In the original age of film noir, the 1940s and 1950s, black and white film stock was used for the crime and thriller genres that film noir encompasses, rather than the colour film used for musicals and other prestige features. Black and white shadows have therefore become a motif of film noir, even in modern film noir that eschews the black and white palette.
Normally, light suffuses a film image. Background and foreground get lit almost as well as the actors. Commercials in particular favour well-lit images. I found a uniformally-lit public service announcement for a Depression-era campaign to raise funds for the unemployed. The presenter is Eddie Cantor, a vaudevillian who successfully switched to Broadway, radio, and big and little screens.

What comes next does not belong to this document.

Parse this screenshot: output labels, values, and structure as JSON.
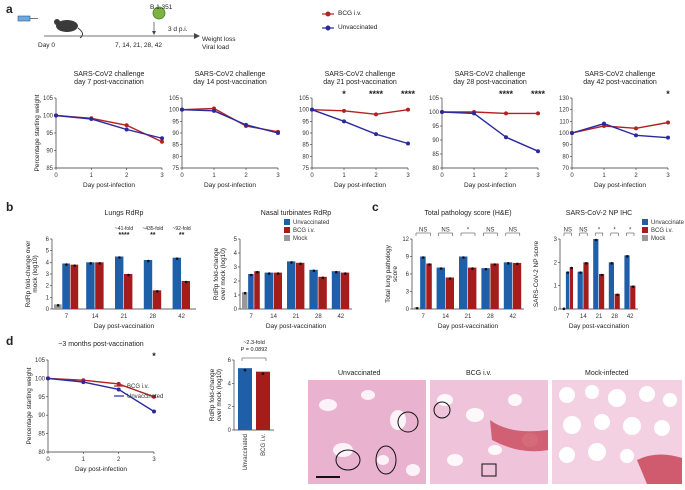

I used HitFilm Express to darken the image. I enjoyed learning about the software, but I make no claims for a great facility in putting filters on the digitized filmstock. Nor can I claim to have used actual low-key lighting. I suspect it's difficult to imitate the actual lighting technque called "low key" simply by adding and removing colours digitally. High-key and low-key have meanings more complex than their two-word terminology implies. My self-assigned task was to alter existing film, not learn how to make a film.
I used the first part of this file: https://archive.org/details/AFP-66AG_A
Below is the altered clip (pseudo low-key):
Eddie Cantor's cheerful voice counteracts the dark tones, I must admit. Nevertheless, the PSA brightness is gone.